Question

How many numbers greater than a million can be formed using the digits 4, 6, 0, 6, 8, 4, 6?

Answer 1

Hint: First, we should know that a million means 7 digits are required. Then we will first find all the possible numbers using all the 7 digits given which will be equal to $\dfrac{7!}{2!3!}$ because we have to divide repeated numbers also. Same way, we have to find numbers starting from 0. After getting this, we will subtract it from total numbers we got earlier to get the final answer.

Complete step-by-step solution -
Here, we know that a million means 1,000,000 i.e. total there are 7 digits required. In the question we are given digits like 4, 6, 0, 6, 8, 4, 6. Out of these, digit 4 is repeated twice and digit 6 is repeated thrice.
Now, we have to find out how numbers can be formed using the digits. So, we will first make 7 blanks i.e. $\_,\_,\_,\_,\_,\_,\_$ . So, in first place we have 7 choices, in second blank we have 6 choices and so on. Thus, we can write it as $7\times 6\times 5\times 4\times 3\times 2\times 1=7!$ . But we know that digit 4 is repeated twice and digit 6 is repeated thrice. So, on dividing this we will get
$=\dfrac{7!}{2!\cdot 3!}=\dfrac{7\times 6\times 5\times 4\times 3!}{2!\cdot 3!}$
On further solving, we will get
$=7\times 6\times 5\times 2=420$
Thus, we can make a total 420 numbers using the digits. But here 0 is there in digit. So, we need to subtract the numbers starting from 0. For this, we will fix 0 in the first blank i.e. $\underline{0},\_,\_,\_,\_,\_,\_$ so now we have 6 blanks left and six digits with us. So, we can write it as $\dfrac{6!}{2!3!}$ ,digit 4 is repeated twice and digit 6 is repeated thrice so dividing this.
On simplification, we get
$\dfrac{6!}{2!3!}=\dfrac{6\times 5\times 4\times 3!}{2!3!}$
$=6\times 5\times 2=60$
So, the number starting from 0 is 60.
We will now subtract this from total 420 numbers and we will get $420-60=360$ numbers.
Thus, we can make a total 360 numbers greater than a million.
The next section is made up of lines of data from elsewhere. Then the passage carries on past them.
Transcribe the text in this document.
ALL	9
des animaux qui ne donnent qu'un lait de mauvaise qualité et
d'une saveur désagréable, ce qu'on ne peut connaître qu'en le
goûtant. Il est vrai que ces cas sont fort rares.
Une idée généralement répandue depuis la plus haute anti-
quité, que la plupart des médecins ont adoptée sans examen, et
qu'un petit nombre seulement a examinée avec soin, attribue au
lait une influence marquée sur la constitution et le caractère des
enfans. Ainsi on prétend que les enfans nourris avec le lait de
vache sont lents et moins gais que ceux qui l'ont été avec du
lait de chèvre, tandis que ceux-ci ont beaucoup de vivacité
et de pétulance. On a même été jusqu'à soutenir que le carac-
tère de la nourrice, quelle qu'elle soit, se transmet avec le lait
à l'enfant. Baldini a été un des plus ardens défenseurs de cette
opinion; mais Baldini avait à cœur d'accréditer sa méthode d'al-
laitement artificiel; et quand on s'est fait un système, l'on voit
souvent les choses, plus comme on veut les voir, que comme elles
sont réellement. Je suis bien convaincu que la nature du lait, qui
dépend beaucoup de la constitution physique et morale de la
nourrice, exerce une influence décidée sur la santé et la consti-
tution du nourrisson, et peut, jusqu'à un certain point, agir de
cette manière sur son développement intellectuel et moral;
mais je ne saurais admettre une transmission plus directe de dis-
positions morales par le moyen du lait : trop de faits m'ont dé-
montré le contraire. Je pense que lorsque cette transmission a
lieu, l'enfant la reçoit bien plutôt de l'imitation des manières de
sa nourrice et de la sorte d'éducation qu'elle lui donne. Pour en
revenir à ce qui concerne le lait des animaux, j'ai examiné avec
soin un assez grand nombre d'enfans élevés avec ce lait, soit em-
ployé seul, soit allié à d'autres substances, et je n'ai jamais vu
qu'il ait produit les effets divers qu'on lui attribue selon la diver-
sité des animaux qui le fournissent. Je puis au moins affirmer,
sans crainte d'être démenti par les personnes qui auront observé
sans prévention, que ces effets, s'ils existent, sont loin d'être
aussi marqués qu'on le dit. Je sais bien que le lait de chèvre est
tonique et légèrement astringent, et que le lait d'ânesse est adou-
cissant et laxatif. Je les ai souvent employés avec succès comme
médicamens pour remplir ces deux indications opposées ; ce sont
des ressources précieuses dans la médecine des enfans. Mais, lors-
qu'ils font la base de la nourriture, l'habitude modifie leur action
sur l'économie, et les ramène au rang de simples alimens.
Note: Sometimes, students do not divide the repeated digits and lead to false answers. Here, in the given digits, digits 4 and 6 are repeated so, we must divide that number of times in order to get the correct answer. If we simply take $7!=5040$ and then for finding numbers starting from 0, we get $6!=720$ . On subtracting we get $5040-720=4320$ numbers we can make which is wrong because in this many numbers will be repeated. So, we must divide $\dfrac{7!}{2!3!}$ every time we find numbers. So, do not make this mistake.